Obwohl die Glocken nun still sind, ist es für eine Feierabendfahrt vergleichsweise laut. Ein ganzer Wagon ist mit sich bekannten Leissigerinnen und Leissigern gefüllt: Vereinsmitglieder, Nachbarn, Freunde. In den Gesprächen rund um Kinder, Gesundheit und die Weihnachtszeit geht das leise Rasseln der gegen die Fenster prallenden Regentropfen unter. Auch als der Zug um 19.23 Uhr in Interlaken West ankommt und die Leissigerinnen und Leissiger aussteigen, verstummen die Gespräche erst, als die vier Treichler wieder beginnen ihre Runden zu drehen.

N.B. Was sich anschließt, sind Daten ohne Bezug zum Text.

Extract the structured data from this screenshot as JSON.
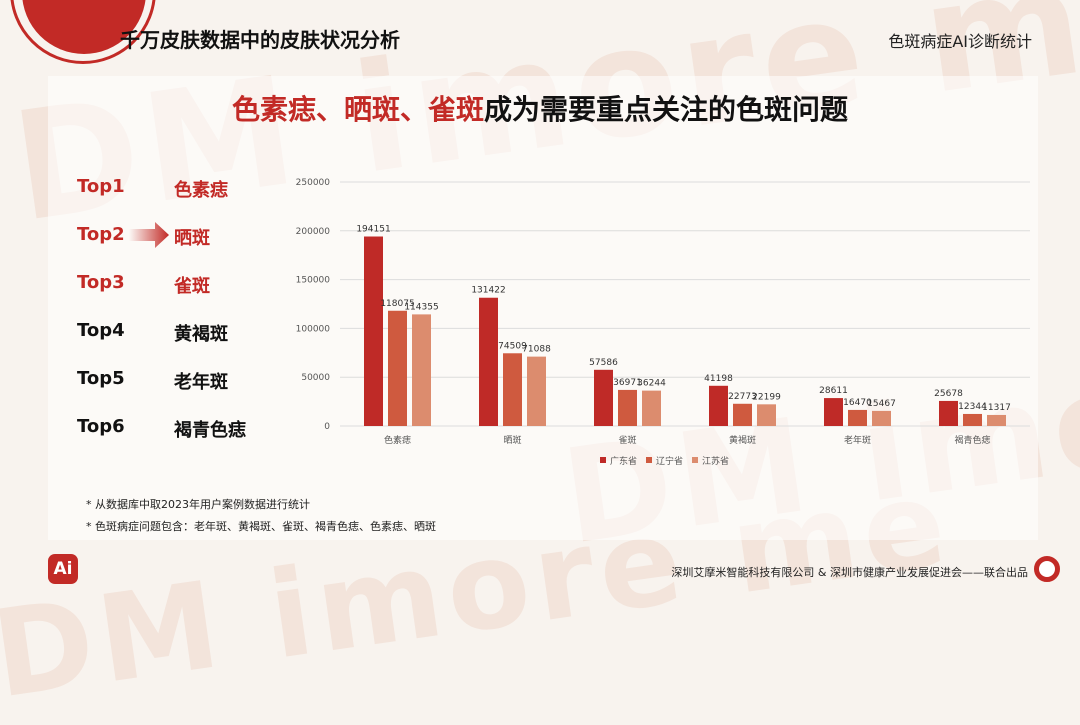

Um 19.33 Uhr ist es soweit: Der letzte Zug der jemals in Leissigen halten (und Leute einsteigen lassen) wird, fährt ein. Der vorderste Wagon ist für den Trauerzug reserviert. Über seine Anzeigetagel läuft der Schriftzug «12.12.20 Letzter Halt in Leissigen» und auch an seiner Seite ist ein Kleber mit der Aufschrift «1893 -2020 letzter Halt in Leissigen» angebracht.

Quelle: zVg

«Wir haben einen guten Draht zur BLS», erklärt Steuri die Überraschungen des Anlasses. Diese seien natürlich abgesprochen und die Erlaubnis eingeholt worden. Ein letztes Mal wird dieses gute Verhältnis ersichtlich, als der Zug bei seinem offiziell letzten Halt in Leissigen, nicht nur kurz anhält, um die Passagiere in den mittlerweile strömenden Regen aussteigen zu lassen, sondern der Zugchauffeur sogar aus seiner Kabine steigt, um sich persönlich von Steuri und den Leissigern zu verabschieden. Schirme werden aufgespannt und Kameras und Natels gezückt. Dann steigt der Chauffeur wieder ein und fährt davon.

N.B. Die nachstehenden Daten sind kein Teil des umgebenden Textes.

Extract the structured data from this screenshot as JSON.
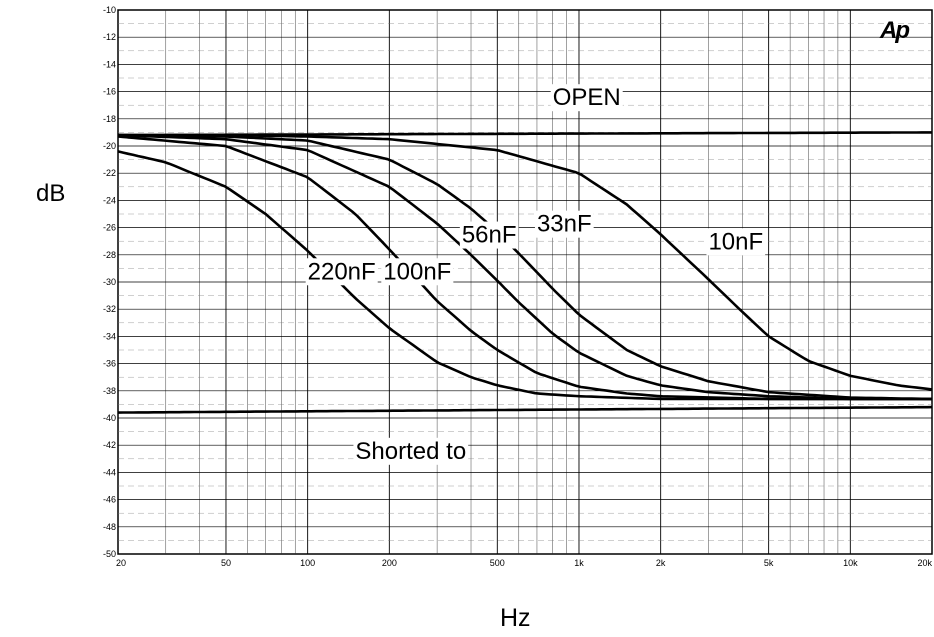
{
  "chart_data": {
    "type": "line",
    "title": "",
    "xlabel": "Hz",
    "ylabel": "dB",
    "logo": "Ap",
    "x_scale": "log",
    "xlim": [
      20,
      20000
    ],
    "ylim": [
      -50,
      -10
    ],
    "grid": true,
    "x_ticks": [
      {
        "value": 20,
        "label": "20"
      },
      {
        "value": 50,
        "label": "50"
      },
      {
        "value": 100,
        "label": "100"
      },
      {
        "value": 200,
        "label": "200"
      },
      {
        "value": 500,
        "label": "500"
      },
      {
        "value": 1000,
        "label": "1k"
      },
      {
        "value": 2000,
        "label": "2k"
      },
      {
        "value": 5000,
        "label": "5k"
      },
      {
        "value": 10000,
        "label": "10k"
      },
      {
        "value": 20000,
        "label": "20k"
      }
    ],
    "y_ticks": [
      -10,
      -12,
      -14,
      -16,
      -18,
      -20,
      -22,
      -24,
      -26,
      -28,
      -30,
      -32,
      -34,
      -36,
      -38,
      -40,
      -42,
      -44,
      -46,
      -48,
      -50
    ],
    "series": [
      {
        "name": "OPEN",
        "label": "OPEN",
        "label_pos": [
          800,
          -17.0
        ],
        "x": [
          20,
          20000
        ],
        "y": [
          -19.2,
          -19.0
        ]
      },
      {
        "name": "10nF",
        "label": "10nF",
        "label_pos": [
          3000,
          -27.6
        ],
        "x": [
          20,
          50,
          100,
          200,
          500,
          1000,
          1500,
          2000,
          3000,
          4000,
          5000,
          7000,
          10000,
          15000,
          20000
        ],
        "y": [
          -19.2,
          -19.2,
          -19.3,
          -19.5,
          -20.3,
          -22.0,
          -24.3,
          -26.5,
          -29.8,
          -32.2,
          -34.0,
          -35.8,
          -36.9,
          -37.6,
          -37.9
        ]
      },
      {
        "name": "33nF",
        "label": "33nF",
        "label_pos": [
          700,
          -26.3
        ],
        "x": [
          20,
          50,
          100,
          200,
          300,
          400,
          500,
          600,
          800,
          1000,
          1500,
          2000,
          3000,
          5000,
          10000,
          20000
        ],
        "y": [
          -19.2,
          -19.3,
          -19.6,
          -21.0,
          -22.8,
          -24.6,
          -26.3,
          -27.9,
          -30.5,
          -32.4,
          -35.0,
          -36.2,
          -37.3,
          -38.1,
          -38.5,
          -38.6
        ]
      },
      {
        "name": "56nF",
        "label": "56nF",
        "label_pos": [
          370,
          -27.1
        ],
        "x": [
          20,
          50,
          100,
          200,
          300,
          400,
          500,
          600,
          800,
          1000,
          1500,
          2000,
          3000,
          5000,
          10000,
          20000
        ],
        "y": [
          -19.2,
          -19.5,
          -20.3,
          -23.0,
          -25.7,
          -28.0,
          -29.9,
          -31.5,
          -33.8,
          -35.2,
          -36.9,
          -37.6,
          -38.1,
          -38.4,
          -38.6,
          -38.6
        ]
      },
      {
        "name": "100nF",
        "label": "100nF",
        "label_pos": [
          190,
          -29.8
        ],
        "x": [
          20,
          50,
          100,
          150,
          200,
          300,
          400,
          500,
          700,
          1000,
          1500,
          2000,
          5000,
          10000,
          20000
        ],
        "y": [
          -19.3,
          -20.0,
          -22.3,
          -25.0,
          -27.6,
          -31.4,
          -33.6,
          -35.0,
          -36.7,
          -37.7,
          -38.2,
          -38.4,
          -38.6,
          -38.6,
          -38.6
        ]
      },
      {
        "name": "220nF",
        "label": "220nF",
        "label_pos": [
          100,
          -29.8
        ],
        "x": [
          20,
          30,
          50,
          70,
          100,
          150,
          200,
          300,
          400,
          500,
          700,
          1000,
          2000,
          5000,
          20000
        ],
        "y": [
          -20.4,
          -21.2,
          -23.0,
          -25.0,
          -27.7,
          -31.2,
          -33.4,
          -35.9,
          -37.0,
          -37.6,
          -38.2,
          -38.4,
          -38.6,
          -38.6,
          -38.6
        ]
      },
      {
        "name": "Shorted to",
        "label": "Shorted to",
        "label_pos": [
          150,
          -43.0
        ],
        "x": [
          20,
          20000
        ],
        "y": [
          -39.6,
          -39.2
        ]
      }
    ]
  }
}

Noch ist der Kampf für die IG aber nicht zu Ende: «Wir werden uns auch weiter mit den Anliegen der Leissigerinnen und Leissiger befassen», so Steuri. Etwa mit der Umsetzung der geplanten Kreuzungsstellen. «Wir werden uns dafür einsetzen, dass diese einigermassen verträglich umgesetzt wird und Leissigen nicht durch einen zwei Meter hohen und 14 Meter breiten Damm in zwei Teile getrennt wird.»